Cinéma cinéma tchi tcha

01. que vous avez vu en dernier
Le Labyrinthe de Pan de Guillermo Del Toro en avant-première. Je prépare une chronique dessus d’ailleurs, il est dans la lignée de L’Echine du diable, mais encore meilleur.

02. qui vous fait pleurer des barres de rire
Le viager de Pierre Tchernia sur un scenar de Goscinny. Je milite pour la connaissance de ce film parmi les plus jeunes, il est vraiment hilarant!

03. qui vous fait pleurer (tout court)
Le tombeau des lucioles de Isao Takahata. C’est d’ailleurs pour ça que j’ai arreté de le regarder.

04. Que vous auriez aime réaliser
37°2 le matin de Jean-Jacques Beineix. Ces images intemporelles, cette lumière…

05. que vous ne voulez plus jamais voir
Charlotte for ever de Serge Gainsbourg. La scène de vomi en temps réel ou cet inceste stylisé mis en scène me répugne.

06. que vous ne comprenez pas mais que vous adorez
Tokyo Decadence de Ryu Murakami. Comme souvent pour les films asiatiques, tu manques de symboles référents, ils filment pas pareil que nous etc etc.

07. qui fait que vos amis pensent à vous quand ils le voient
La secrétaire de Steven Shainberg. Bdsm, fessées, abandon de soi… heu bref, ça va, je crois qu’on a compris.

08. que vous admettez aimer honteusement
Je n’ai honte d’aucuns des films que j’aime.

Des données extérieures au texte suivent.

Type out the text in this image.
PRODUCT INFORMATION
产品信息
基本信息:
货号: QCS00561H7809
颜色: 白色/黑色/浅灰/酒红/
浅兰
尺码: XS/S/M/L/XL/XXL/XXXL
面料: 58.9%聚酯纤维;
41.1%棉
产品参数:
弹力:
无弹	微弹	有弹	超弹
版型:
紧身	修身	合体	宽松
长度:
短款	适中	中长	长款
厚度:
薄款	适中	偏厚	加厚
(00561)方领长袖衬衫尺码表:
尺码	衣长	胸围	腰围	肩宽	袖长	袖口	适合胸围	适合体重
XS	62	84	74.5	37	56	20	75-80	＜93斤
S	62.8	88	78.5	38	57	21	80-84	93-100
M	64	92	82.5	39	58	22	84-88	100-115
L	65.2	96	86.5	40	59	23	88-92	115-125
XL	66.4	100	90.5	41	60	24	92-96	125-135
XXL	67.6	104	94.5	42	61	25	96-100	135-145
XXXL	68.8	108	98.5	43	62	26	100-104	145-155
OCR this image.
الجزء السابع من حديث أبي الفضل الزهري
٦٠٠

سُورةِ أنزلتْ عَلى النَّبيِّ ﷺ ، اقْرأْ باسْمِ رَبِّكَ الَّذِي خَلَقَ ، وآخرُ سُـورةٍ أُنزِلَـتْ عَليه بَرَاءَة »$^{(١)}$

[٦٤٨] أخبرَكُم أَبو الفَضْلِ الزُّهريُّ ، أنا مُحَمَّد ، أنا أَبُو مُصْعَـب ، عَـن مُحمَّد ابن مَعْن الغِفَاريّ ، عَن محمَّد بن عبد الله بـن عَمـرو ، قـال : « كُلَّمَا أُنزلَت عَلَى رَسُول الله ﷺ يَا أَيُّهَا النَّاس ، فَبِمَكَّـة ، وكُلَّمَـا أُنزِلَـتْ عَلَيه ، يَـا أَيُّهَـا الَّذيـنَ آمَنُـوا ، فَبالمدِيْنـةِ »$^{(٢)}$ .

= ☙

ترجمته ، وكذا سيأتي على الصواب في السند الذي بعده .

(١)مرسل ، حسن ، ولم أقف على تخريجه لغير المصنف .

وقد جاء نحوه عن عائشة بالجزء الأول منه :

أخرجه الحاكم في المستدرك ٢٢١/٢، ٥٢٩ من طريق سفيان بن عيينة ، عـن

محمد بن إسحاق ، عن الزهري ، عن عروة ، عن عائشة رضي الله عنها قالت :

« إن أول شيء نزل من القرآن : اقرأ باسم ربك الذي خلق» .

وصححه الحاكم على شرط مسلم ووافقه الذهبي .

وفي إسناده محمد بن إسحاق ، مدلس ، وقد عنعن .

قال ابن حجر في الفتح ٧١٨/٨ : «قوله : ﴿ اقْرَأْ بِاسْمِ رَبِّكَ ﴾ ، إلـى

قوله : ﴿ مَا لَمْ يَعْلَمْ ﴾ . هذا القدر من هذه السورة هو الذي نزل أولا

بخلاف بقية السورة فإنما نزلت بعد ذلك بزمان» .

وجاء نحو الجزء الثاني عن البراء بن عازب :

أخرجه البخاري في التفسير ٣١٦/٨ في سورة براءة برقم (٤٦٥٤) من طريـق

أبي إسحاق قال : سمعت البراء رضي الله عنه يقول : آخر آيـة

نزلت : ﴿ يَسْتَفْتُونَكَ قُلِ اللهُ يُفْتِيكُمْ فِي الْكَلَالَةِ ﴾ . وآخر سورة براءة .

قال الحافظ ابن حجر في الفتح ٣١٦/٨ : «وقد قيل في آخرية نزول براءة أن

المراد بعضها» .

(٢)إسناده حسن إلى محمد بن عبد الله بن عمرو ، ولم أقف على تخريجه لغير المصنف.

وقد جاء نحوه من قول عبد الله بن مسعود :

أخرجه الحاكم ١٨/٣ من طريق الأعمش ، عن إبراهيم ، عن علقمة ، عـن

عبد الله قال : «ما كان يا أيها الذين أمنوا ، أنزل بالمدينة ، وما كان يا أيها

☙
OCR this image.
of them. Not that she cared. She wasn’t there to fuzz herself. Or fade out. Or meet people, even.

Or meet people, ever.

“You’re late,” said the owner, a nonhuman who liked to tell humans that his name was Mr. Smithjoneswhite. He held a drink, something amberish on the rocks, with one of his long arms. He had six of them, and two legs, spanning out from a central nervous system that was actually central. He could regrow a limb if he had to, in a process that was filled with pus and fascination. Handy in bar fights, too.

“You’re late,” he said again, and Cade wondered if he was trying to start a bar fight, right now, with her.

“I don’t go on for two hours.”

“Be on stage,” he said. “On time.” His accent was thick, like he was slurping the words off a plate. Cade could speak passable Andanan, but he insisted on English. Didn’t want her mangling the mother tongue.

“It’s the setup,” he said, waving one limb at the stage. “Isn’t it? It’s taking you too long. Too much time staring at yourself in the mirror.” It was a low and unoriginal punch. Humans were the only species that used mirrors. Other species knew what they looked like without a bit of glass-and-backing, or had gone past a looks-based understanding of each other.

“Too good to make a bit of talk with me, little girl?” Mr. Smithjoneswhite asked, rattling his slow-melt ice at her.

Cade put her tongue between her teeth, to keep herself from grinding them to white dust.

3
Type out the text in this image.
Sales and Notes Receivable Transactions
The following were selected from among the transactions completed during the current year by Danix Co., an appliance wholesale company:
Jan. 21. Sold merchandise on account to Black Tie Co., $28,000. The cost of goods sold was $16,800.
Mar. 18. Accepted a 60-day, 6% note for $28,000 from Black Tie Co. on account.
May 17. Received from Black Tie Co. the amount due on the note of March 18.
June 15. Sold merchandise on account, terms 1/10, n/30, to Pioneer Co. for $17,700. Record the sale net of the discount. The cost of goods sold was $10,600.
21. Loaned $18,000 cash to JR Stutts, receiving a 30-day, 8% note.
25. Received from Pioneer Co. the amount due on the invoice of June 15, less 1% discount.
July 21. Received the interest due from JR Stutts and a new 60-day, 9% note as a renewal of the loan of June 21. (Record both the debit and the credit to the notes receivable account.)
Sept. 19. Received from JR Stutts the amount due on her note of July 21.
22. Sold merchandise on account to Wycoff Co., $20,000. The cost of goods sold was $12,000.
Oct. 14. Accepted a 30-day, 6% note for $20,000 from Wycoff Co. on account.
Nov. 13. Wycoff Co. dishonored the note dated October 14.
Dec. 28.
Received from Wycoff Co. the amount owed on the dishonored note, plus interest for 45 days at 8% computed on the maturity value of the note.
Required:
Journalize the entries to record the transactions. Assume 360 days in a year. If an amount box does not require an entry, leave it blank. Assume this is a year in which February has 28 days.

09. que vous trouvez orgasmique
On dit pas orgasmique, on dit jouissif. Prete à tout de Gus Van Sant, pour le role que joue Nicole Kidman, poupée barbie totalement stupide et arriviste, désespérante de vacuité.

10. pour laquelle vous feriez n’importe quoi pour le voir sur grand ecran alors que vous l’avez decouvert en DVD
Roselyne et les lions de Jean-Jacques Beineix. D’ailleurs TOUS les films de Beineix mériteraient des ressorties sur grand écran.

11. qui vous replonge en enfance
Retour vers le futur, la trilogie de Robert Zemeckis. Nom de Zeus!

12. avec lequel vous aimez vous endormir
Un film d’Andrew Blake, si possible avec Dahlia Grey.

13. avec lequel vous aimez vous réveiller
Swimming pool de François Ozon. Silencieux, brulant, ensoleillé et subtilement érotique. Parfait.

14. qui n’est pas votre type de film mais que vous aimez pourtant
Rocky de John G. Avildsen ! Je n’avais jamais imaginé que Stallone puisse etre aussi touchant. D’ailleurs la scène de son premier baiser avec Adrienne est superbe, sans ironie aucune.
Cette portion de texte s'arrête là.